How we screw up “Toys for Tots”
The problem with “Toys for Tots” (and countless other like charities) as a cause for your station is that it is always presented impersonally. Indeed, the way our industry talks about these causes is deeply flawed.
Yes, the idea that you are providing toys to kids without them is profoundly clear and simple. And unambiguously generous and noble. But much of the power of the effort is sapped because you’re talking about hypothetical toys and, more importantly, hypothetical tots.
It would be much – MUCH – more powerful for you to focus on ONE SPECIFIC child and the SPECIFIC toys you provide that child. In other words, it’s about where you place your emphasis, not your toys. That would allow you to personalize the story because, ironically, what we make personal is what becomes universal. However, that which is broad and vague remains lifeless and passionless – impersonal and non-universal.
This is why, for example, War of the Worlds was about Tom Cruise and Dakota Fanning, not about all of humanity.

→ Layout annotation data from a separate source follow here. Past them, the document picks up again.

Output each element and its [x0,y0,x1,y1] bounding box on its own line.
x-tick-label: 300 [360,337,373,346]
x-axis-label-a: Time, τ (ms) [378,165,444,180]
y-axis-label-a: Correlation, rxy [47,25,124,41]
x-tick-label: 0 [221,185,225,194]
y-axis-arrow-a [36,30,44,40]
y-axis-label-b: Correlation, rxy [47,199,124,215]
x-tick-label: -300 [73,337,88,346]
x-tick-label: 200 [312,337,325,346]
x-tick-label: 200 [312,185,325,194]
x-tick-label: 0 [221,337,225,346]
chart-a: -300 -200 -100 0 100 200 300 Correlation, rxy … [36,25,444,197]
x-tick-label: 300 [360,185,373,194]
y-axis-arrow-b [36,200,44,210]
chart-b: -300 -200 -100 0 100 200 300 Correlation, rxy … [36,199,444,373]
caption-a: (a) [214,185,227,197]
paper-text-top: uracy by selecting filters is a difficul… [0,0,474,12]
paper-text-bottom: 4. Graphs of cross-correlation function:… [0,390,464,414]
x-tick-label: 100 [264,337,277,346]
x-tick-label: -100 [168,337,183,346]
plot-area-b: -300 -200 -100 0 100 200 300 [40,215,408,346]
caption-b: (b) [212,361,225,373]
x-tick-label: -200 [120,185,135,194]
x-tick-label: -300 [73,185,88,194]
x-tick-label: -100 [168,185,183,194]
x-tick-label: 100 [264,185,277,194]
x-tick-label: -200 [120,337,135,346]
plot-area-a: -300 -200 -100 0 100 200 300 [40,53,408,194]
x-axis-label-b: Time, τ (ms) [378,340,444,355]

So before you pat yourself on the back for a holiday promotion well done, ask yourself whether your efforts were generic or specific. Ask yourself if you got audio of the specific child who received the toys and captured their reaction which you played back for your audience. Ask yourself if your audience knows the name of the child you are supporting. Ask yourself if you were there when your station brought light to that needy child.
Ask yourself if you’re in the radio business where you change lives, personally and intimately, or the business of mediating the delivery of generic toys to generic tots.